On peut cependant admettre comme vraisemblable que les Slaves existaient antérieurement au vie siècle, mais sous d'autres noms, et qu'ils se sont trouvés englobés dans les grandes confédérations de peuples à caractère militaire qui se sont formées déjà dans l'Antiquité et durant le haut Moyen Âge, dans le sud-est et le centre de l'Europe. Pour de nombreux historiens, les Slaves auraient été plus ou moins enrôlés par les Scythes et les Sarmates d'origine iranienne entre le ve siècle avant J.-C. et le ier siècle après J.-C., par les Huns et les Alains du ive siècle au milieu du ve siècle, par les Goths dans la seconde moitié du ve siècle et par les Avars aux vie et viie siècles.
Tantôt entraînés par les migrations de ces peuples, mêlés à eux de bon ou de mauvais gré, tantôt pénétrant à leur suite dans les territoires qu'ils abandonnaient, les Slaves se sont ainsi avancés vers l'ouest jusqu'à l'Elbe, qu'ils traversèrent, et au sud en direction du Danube, qu'ils commencèrent à franchir aux vie et viie siècles.
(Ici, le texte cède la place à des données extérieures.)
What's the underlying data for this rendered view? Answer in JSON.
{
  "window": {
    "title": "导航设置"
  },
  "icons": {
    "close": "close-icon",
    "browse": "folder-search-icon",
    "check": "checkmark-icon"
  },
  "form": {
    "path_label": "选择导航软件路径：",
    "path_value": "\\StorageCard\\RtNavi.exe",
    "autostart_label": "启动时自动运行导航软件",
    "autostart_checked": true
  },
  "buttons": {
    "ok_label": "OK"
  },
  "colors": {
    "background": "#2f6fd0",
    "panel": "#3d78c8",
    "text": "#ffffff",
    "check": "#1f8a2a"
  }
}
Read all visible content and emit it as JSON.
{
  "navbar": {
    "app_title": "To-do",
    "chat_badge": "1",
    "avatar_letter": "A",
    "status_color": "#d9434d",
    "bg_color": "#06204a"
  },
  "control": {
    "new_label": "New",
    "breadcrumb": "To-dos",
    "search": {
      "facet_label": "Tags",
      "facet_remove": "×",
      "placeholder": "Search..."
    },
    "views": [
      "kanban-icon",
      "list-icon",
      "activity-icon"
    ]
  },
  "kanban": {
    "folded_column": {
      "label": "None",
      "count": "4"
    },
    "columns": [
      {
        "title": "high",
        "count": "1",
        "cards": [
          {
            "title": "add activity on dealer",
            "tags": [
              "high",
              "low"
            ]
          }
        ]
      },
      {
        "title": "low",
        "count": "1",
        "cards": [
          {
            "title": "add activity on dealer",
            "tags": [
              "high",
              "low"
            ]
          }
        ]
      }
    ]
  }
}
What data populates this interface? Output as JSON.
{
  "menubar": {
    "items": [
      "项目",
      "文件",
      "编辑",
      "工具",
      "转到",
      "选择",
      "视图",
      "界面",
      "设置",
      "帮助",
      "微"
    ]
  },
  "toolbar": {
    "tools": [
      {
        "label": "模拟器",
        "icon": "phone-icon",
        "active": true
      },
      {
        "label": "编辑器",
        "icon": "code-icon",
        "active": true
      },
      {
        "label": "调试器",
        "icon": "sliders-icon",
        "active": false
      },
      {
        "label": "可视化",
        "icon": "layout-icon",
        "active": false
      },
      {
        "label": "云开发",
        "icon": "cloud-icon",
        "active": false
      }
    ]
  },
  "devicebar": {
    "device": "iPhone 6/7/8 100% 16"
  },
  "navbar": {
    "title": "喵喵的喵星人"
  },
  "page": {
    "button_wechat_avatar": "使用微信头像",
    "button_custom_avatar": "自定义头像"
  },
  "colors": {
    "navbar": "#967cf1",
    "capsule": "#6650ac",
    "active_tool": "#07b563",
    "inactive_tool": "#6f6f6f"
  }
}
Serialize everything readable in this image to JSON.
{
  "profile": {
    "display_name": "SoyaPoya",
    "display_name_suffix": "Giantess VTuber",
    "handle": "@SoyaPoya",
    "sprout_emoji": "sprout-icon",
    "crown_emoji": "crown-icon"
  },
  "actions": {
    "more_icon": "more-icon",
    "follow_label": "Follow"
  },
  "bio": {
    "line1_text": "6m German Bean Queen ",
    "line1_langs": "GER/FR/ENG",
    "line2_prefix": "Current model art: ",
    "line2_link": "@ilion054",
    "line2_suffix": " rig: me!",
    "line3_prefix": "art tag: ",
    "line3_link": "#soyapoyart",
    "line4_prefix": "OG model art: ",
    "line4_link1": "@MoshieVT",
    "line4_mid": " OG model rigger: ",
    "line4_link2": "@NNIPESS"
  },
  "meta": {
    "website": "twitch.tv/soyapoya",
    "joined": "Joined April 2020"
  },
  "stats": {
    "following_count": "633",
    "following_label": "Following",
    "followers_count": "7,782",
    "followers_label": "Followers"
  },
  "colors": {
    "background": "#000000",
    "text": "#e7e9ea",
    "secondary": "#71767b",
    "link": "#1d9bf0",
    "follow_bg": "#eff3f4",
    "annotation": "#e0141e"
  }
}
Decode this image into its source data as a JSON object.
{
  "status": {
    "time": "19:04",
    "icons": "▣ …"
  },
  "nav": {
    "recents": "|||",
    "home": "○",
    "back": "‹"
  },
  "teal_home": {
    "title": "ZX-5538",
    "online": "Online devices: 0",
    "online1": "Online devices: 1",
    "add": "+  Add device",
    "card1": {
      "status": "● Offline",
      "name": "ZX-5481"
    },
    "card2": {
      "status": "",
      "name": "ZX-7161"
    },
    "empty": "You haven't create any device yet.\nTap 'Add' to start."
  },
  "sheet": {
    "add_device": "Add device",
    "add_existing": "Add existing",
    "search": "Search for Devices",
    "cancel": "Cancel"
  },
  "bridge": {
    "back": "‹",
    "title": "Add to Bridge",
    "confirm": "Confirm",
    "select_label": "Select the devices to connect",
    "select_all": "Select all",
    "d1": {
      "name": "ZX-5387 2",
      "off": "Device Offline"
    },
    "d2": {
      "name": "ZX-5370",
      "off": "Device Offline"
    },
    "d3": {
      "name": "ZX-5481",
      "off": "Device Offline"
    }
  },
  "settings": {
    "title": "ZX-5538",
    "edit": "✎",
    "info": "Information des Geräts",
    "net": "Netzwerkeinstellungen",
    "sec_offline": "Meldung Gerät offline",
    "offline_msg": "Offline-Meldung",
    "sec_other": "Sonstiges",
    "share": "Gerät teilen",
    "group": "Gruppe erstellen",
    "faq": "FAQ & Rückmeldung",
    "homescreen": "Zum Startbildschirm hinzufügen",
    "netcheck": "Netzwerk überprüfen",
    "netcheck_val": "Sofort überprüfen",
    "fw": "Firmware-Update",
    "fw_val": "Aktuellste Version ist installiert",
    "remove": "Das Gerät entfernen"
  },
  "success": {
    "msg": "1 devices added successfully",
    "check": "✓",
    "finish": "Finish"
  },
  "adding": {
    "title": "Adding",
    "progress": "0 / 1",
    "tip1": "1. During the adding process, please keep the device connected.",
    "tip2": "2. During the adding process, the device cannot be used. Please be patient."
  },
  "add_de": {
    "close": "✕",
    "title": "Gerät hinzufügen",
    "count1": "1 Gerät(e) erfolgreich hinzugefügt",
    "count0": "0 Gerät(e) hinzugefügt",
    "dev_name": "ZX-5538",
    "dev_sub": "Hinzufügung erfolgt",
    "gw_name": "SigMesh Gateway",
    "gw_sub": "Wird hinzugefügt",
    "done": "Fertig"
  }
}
Après une période d'incursions et d'attaques dans les Balkans, les Slaves, à l'exception des tribus méridionales mêlées aux Bulgares et des Russes, sans doute encadrés par les Varègues, ne semblent pas avoir tenté d'anéantir Byzance ; ils réclamèrent plutôt l'autorisation de pénétrer pacifiquement à l'intérieur de l'Empire et de s'y installer, formant dans les Balkans dévastés et dépeuplés par les précédentes invasions de nombreuses et importantes colonies ou « sclavenies ».
Si les causes profondes de ces déplacements ne sont point connues, on tente du moins de trouver une explication à ce mouvement général des peuples se propageant de proche en proche avec de longues périodes de répit. Dans ce mouvement que l'on attribuait autrefois à la pression lointaine des Mongols, on voit maintenant soit la conséquence de quelque grand cataclysme physique (ennoyage des rivages de la Baltique, assèchement des steppes d'Asie centrale transformant de vastes pâtures en déserts), soit plus simplement le résultat d'un accroissement démographique notable, les peuples étant dans l'un et l'autre cas contraints de rechercher des lieux de subsistance.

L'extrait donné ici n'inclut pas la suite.